Avvio in rialzo per le principali Borse europee, con gli operatori tornati agli acquisti e, nonostante il dato dell’inflazione nell’Area Euro in calo, che concretizza il rischio di entrata in deflazione per i paesi della regione, al giro di boa della seduta ancora in territorio positivo; purtroppo i deludenti aggiornamenti macro della giornata, non solo negli USA ma anche in Europa, che potrebbero indurre la BCE ad intervenire sul mercato monetario per sostenere la crescita economica nell’Eurozona, hanno ridimensionato le performances dei listini: pressochè invariate Madrid (+0,06%) e Francoforte (+0,08%), in debole ripresa Londra (+0,20%) e Parigi (+0,34%).

Dopo una buona apertura supportata dallo sprint di Fiat (che ha drasticamente ridotto i guadagni sulla scia del dato finale del numero dei recessi delle azioni al piano di fusione con Chrysler, chiudendo invariata) e Ferragamo (+8,75%), quest’ultima sostenuta dai conti del primo semestre, Milano si riconferma in territorio positivo a metà sessione; Piazza Affari (FTSE Mib +0,54%, FTSE Italia All Share +0,45%) è poi partita in volata concludendo in testa alle piazze finanziarie del Vecchio Continente grazie allo sprint del comparto del lusso: Tod’s (+1,51%), Luxottica (+1,50%) e Cucinelli (+2,48%). 

Tra i bancari sostanzialmente invariate Unicredit (+0,08%) ed IntesaSanpaolo (+0,06%), mentre migliore performance per Monte dei Paschi di Siena (+0,98%); tra i titoli a maggior capitalizzazione seduta incerta per Telecom Italia (+0,17%). Sul fronte del debito sovrano stabile la differenza di rendimento tra il titolo decennale italiano (Btp settembre 2024) ed il corrispondente omologo tedesco a 154 Bp (Basis point, punti base) per un tasso del 2,43%. In calo lo spread tra il Btp e il Bund tedesco con scadenza a due anni, sceso sotto ai 45 Bp per un rendimento sceso allo 0,40%. Lo spread tra titoli spagnoli decennali e Bund tedeschi ha registrato una chiusura a 133 punti base, pari ad un rendimento del Bonos del 2,22%. Concludiamo infine con una panoramica sui numerosi collocamenti effettuati dal Tesoro italiano.

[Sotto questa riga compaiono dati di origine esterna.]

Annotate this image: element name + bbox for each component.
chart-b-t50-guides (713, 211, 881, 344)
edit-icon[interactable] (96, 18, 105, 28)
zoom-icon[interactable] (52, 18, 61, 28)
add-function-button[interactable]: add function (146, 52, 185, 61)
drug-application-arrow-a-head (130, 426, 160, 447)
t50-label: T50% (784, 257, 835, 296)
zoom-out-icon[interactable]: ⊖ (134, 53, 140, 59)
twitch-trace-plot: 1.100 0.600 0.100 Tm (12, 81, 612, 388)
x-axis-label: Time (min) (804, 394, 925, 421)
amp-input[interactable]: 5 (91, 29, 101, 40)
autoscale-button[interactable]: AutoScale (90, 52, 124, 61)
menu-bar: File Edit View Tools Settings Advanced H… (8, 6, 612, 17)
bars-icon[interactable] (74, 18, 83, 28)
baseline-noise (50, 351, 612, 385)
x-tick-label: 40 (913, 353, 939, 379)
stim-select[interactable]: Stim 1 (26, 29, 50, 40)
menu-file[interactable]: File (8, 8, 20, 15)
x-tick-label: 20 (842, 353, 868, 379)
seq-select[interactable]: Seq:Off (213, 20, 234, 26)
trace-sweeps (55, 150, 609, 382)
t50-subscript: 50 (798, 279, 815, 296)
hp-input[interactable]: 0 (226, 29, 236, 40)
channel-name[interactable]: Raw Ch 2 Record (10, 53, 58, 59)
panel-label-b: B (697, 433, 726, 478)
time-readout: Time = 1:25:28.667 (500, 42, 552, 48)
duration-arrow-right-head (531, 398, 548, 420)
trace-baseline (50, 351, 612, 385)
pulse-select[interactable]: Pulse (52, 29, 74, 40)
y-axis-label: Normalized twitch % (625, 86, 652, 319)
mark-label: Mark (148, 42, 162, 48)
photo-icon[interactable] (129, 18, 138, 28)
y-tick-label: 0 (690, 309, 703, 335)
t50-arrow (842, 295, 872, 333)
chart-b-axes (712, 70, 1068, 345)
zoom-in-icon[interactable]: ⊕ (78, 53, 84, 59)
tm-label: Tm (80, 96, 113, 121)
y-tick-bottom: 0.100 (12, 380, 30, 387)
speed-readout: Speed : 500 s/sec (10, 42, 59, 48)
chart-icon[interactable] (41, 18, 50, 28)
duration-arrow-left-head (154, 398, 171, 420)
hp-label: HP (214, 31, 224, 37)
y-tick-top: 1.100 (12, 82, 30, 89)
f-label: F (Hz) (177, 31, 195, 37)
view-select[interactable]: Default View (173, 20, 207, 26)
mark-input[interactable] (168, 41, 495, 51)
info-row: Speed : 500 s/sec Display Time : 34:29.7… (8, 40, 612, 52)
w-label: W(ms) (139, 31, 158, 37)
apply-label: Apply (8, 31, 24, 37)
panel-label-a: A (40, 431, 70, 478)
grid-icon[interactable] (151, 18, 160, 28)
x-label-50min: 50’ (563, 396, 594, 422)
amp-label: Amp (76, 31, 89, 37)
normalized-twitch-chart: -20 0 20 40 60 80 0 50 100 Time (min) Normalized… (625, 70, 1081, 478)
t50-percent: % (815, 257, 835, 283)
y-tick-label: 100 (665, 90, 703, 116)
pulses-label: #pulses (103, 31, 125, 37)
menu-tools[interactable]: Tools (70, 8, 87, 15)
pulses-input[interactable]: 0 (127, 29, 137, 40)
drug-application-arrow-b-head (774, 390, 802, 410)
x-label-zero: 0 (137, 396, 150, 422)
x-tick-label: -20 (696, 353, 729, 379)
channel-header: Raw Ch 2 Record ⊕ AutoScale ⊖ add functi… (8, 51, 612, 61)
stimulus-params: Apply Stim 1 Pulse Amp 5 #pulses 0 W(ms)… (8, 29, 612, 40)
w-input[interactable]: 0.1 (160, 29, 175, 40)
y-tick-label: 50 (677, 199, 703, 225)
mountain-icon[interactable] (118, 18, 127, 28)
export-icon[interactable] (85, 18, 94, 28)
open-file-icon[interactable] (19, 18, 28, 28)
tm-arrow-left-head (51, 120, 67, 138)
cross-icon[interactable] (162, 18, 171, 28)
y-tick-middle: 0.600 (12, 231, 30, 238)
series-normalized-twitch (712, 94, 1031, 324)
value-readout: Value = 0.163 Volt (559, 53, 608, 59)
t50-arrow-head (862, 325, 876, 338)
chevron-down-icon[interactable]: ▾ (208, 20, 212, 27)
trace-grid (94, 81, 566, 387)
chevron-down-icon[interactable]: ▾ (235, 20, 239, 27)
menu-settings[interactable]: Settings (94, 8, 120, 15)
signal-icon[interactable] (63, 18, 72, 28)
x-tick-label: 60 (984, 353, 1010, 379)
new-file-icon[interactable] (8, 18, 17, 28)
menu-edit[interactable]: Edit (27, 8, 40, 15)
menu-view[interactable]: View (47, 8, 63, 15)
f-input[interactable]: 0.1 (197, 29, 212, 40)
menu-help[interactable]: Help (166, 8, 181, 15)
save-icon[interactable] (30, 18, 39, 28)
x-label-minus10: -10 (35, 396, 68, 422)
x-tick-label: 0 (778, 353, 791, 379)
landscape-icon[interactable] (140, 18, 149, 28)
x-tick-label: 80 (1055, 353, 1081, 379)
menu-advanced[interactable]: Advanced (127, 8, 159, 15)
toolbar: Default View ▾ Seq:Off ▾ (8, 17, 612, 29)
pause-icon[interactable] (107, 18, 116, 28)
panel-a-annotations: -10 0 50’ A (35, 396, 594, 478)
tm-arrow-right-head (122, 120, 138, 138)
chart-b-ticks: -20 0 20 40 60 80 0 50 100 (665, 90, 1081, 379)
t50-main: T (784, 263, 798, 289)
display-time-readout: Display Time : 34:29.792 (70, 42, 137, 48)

La Banca d’Italia ha comunicato che nell’asta dei BOT con scadenza 27 febbraio 2015 di mercoledì scorso sono stati collocati tutti i titoli offerti dal ministero dell’Economia e delle Finanze (7,5 miliardi di euro l’ammontare complessivo) a fronte di una buona domanda, equivalente ad un rapporto di copertura (ammontare di titoli richiesti su titoli offerti) di 1,63, in calo rispetto all’asta di fine luglio; il rendimento lordo di aggiudicazione è stato pari allo 0,136%, nuovo minimo storico per il titolo con questa scadenza.

Nella giornata di giovedì si sono invece tenuti i collocamenti dei CCTeu e dei Btp a cinque ed a dieci anni. L’undicesima tranche di CCTeu 15 novembre 2019 è stata collocata per un ammontare di 1,5 miliardi di euro, con un rapporto di copertura (1,42) in calo rispetto a luglio ed un rendimento lordo in aumento (1,16%).   

La quinta tranche dei Btp 1° agosto 2019 e cedola dell’1,5% sono stati collocati al massimo della forchetta indicata dal ministero dell’Economia e delle Finanze (2,5 miliardi di euro) a fronte di una richiesta di quasi 3,78 miliardi; il tasso di copertura è leggermente aumentato a 1,51 per un rendimento lordo fissato all’1,1%.

L’asta della prima tranche dei Btp 1° dicembre 2024 e cedola del 2,5% ha visto titoli collocati per un ammontare di 4 miliardi di euro rispetto a una richiesta di quasi 5,06 miliardi; il tasso di copertura di 1,26 è risultato in contrazione rispetto all’asta di fine luglio, mentre il rendimento lordo è risultato essere del 2,39%.